Ganz klar nein. Gleichzeitig sollten Sie unmissverständlich vermittelt bekommen, dass Sie den zulässigen Wert überschreiten und welche Konsequenzen daraus folgen können. Bei fünf Kilogramm geht nicht gleich etwas kaputt. Bei 15 oder 20 Kilogramm mehr ist das schon eine andere Hausnummer. Sollte es jemals zu einem Unfall kommen, dessen Ursache im Überschreitens dieses Wertes liegt, wird die Frage der Haftung sicher ernsthaft diskutiert.
Wie kann man sich denn stark vereinfacht ein Prüfverfahren zur Ermittlung des jeweiligen Grenzwertes vorstellen?
Als Basis dafür dienen mechanische Prüfanforderungen. Diese wurde durch Betriebslastenaufnahmen verifiziert. Lasten, die auf das Fahrrad einwirken, lassen sich inzwischen im Fahrbetrieb genauestens messen. Welche Kräfte wirken auf das Tretlager, den Rahmen, Vorbau und so weiter. Das alles wissen wir und diese Werte sind direkt mit dem realen Fahrbetrieb verbunden. Ausgehend von den Messwerten werden zuerst die entsprechenden Anforderungen festgelegt. Dann folgen die notwendigen Prüfungen auf dem Prüfstand.
Liegen diese Anforderungen eventuell zu hoch?

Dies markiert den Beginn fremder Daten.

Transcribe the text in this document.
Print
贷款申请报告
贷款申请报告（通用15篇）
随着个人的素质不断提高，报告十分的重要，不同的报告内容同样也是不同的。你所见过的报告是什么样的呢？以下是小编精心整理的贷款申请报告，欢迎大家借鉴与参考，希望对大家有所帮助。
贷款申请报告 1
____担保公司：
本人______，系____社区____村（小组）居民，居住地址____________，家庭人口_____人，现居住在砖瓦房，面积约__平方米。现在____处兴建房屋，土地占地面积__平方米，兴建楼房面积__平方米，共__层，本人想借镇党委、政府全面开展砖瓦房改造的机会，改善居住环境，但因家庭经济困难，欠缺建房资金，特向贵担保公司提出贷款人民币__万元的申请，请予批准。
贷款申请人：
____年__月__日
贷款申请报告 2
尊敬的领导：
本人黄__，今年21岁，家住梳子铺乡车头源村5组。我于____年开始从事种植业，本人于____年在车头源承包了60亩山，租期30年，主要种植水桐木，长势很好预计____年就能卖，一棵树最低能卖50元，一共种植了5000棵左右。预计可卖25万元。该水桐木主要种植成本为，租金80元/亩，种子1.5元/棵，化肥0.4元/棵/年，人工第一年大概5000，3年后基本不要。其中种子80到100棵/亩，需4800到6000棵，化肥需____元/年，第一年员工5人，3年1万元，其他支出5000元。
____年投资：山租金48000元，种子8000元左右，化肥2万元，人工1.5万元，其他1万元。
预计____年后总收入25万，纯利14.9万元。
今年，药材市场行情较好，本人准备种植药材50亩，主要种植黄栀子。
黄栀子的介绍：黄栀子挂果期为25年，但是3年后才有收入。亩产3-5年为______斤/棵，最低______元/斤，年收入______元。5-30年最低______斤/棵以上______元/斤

Keineswegs. Zu hohe Prüfanforderungen wären sogar kontraproduktiv. Hersteller müssten plötzlich mit größeren Materialstärken arbeiten. Das Ergebnis wären schwerere Fahrräder, die sicher weniger attraktiv für Kunden wären. Das Fahrrad ist jedoch ein gelebter Leichtbau. Vergleicht man das transportierte Gewicht mit dem Gewicht des Fahrzeugs, stellt es das Auto zum Beispiel klar in den Schatten. Wir haben die Prüfanforderungen so definiert, dass das Leichtbaufahrzeug Fahrrad sicher den vorhergesehenen Nutzungszeitraum und die Nutzungsintensität meistert. Haut das vom Gewicht her nicht hin, sollte ich besser ein anderes Modell ins Auge fassen. Eines, dessen maximal zulässiges Gesamtgewicht besser berücksichtigt, wie schwer ich bin und welche Lasten ich gewöhnlich mit dem Fahrrad transportieren möchte. Wir empfehlen ganz klar, die jeweiligen Richtwerten der Hersteller zu berücksichtigen.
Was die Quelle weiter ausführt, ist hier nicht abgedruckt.